Re: RFC: error codes on exit

Junio C Hamano <gitster@xxxxxxxxx> · Thu, 20 May 2021 09:49:20 +0900

Jonathan Nieder <jrnieder@xxxxxxxxx> writes:

> One kind of signal we haven't been able to make good use of is error
> rates.  The problem is that a die() call can be an indication of
>
>  a. the user asked to do something that isn't sensible, and we kindly
>     rebuked the user
> ...
>  e. we encountered an internal error in handling the user's
>     legitimate request
>
> and these different cases do not all motivate the same response.
> ...
> In order to do this, I would like to annotate "exit" events with a
> classification of the error.

We already have BUG() for e. and die() for everything else, and
"everything else" may be overly broad for your purpose.

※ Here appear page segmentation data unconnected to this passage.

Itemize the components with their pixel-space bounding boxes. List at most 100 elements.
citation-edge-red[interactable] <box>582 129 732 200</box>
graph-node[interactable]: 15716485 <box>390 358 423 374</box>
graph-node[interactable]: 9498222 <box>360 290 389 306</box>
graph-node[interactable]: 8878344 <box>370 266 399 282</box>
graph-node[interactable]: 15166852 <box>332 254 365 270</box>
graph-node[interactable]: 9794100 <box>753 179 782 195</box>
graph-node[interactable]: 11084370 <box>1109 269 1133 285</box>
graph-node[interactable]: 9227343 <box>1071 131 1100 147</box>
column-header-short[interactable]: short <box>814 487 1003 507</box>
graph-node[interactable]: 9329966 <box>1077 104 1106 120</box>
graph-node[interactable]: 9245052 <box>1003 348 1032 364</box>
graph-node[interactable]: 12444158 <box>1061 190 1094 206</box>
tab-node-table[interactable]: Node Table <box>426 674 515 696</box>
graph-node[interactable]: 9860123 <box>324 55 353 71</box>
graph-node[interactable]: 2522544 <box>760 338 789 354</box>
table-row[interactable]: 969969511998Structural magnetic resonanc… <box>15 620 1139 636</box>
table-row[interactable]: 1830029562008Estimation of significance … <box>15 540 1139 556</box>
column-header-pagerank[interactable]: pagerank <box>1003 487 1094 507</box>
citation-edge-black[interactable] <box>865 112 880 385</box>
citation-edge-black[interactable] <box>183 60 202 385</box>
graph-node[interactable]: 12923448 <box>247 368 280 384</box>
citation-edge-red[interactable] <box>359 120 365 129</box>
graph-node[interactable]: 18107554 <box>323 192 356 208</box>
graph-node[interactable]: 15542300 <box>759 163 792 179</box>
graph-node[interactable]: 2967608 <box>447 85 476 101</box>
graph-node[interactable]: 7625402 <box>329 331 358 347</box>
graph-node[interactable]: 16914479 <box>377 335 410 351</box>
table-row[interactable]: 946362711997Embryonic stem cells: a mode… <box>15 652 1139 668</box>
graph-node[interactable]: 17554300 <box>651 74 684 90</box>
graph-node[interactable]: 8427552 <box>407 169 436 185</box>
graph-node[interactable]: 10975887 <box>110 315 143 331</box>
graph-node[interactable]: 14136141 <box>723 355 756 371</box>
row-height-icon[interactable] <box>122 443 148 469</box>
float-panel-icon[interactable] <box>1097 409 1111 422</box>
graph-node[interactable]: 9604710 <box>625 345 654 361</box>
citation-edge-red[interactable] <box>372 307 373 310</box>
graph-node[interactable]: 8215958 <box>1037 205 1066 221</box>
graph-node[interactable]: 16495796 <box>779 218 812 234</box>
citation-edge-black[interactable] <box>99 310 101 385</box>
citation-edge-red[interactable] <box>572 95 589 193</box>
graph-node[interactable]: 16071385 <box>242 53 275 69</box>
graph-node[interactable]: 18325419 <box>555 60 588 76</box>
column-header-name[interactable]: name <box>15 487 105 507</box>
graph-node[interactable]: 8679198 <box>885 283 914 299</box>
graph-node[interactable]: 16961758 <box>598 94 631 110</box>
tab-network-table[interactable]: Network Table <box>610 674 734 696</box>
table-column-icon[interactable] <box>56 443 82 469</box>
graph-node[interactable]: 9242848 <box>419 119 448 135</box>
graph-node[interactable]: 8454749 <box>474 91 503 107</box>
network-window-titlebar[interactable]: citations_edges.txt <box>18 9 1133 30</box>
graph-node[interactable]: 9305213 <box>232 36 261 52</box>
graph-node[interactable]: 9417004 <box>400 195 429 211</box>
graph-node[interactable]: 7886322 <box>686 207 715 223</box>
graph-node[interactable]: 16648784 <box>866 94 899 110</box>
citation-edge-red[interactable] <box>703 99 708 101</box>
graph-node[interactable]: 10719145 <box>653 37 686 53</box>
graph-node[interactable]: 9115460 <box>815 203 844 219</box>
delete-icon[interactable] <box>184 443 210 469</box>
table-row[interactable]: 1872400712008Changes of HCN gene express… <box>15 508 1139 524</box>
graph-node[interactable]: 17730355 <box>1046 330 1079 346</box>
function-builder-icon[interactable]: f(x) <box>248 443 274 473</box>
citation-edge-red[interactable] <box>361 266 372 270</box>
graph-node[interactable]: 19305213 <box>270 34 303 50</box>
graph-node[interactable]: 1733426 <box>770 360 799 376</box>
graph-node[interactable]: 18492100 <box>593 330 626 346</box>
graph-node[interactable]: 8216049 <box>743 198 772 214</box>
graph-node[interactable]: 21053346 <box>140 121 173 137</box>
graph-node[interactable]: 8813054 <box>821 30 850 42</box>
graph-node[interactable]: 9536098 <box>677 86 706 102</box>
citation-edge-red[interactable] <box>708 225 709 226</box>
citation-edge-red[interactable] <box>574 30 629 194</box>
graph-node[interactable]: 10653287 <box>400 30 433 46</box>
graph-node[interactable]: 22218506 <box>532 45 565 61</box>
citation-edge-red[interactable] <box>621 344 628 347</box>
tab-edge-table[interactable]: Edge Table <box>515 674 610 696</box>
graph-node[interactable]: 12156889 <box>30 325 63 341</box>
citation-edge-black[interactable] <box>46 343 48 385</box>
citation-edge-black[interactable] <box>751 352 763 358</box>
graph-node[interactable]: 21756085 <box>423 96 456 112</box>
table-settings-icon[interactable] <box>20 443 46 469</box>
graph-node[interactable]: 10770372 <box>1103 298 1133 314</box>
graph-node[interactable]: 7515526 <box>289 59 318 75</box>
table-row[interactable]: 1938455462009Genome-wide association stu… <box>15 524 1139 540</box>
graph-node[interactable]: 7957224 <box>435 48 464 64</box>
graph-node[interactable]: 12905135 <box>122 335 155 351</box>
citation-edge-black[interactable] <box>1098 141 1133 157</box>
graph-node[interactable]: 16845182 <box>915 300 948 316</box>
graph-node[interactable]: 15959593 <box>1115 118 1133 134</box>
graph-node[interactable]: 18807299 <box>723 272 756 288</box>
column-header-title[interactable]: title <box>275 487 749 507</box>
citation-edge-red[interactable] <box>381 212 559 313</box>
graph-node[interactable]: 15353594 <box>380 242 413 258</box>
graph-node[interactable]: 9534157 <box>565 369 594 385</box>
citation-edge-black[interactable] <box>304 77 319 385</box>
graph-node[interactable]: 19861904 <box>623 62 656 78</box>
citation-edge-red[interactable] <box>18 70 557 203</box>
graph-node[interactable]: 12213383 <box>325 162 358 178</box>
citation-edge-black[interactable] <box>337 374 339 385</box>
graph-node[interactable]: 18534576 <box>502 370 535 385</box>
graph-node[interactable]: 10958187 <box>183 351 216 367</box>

I am sympathetic to the cause and I agree that introducing a
finer-grained classification might be a solution.  I however am not
sure how we can enforce developers to apply such a manually assigned
"error code" cosistently.

Just to throw in a totally different alternative to see if it works
better, I wonder if you can teach die() to report to the trace2
stream where in the code it was called from and which vintage of Git
it is running.

The stat collection side that cares about certain class of failures
can have function that maps "die() at <filename>:<lineno>@<version>"
to "what kind of die() it is".  

E.g.  blame.c:50@v2.32.0-rc0-184-gbbde7e6616" may be BUG(), while
blame.c:2740@v2.32.0-rc0-184-gbbde7e6616 may be an user-error.

That way, our developers do not have to do anything special and
cannot do anything to screw up the classification.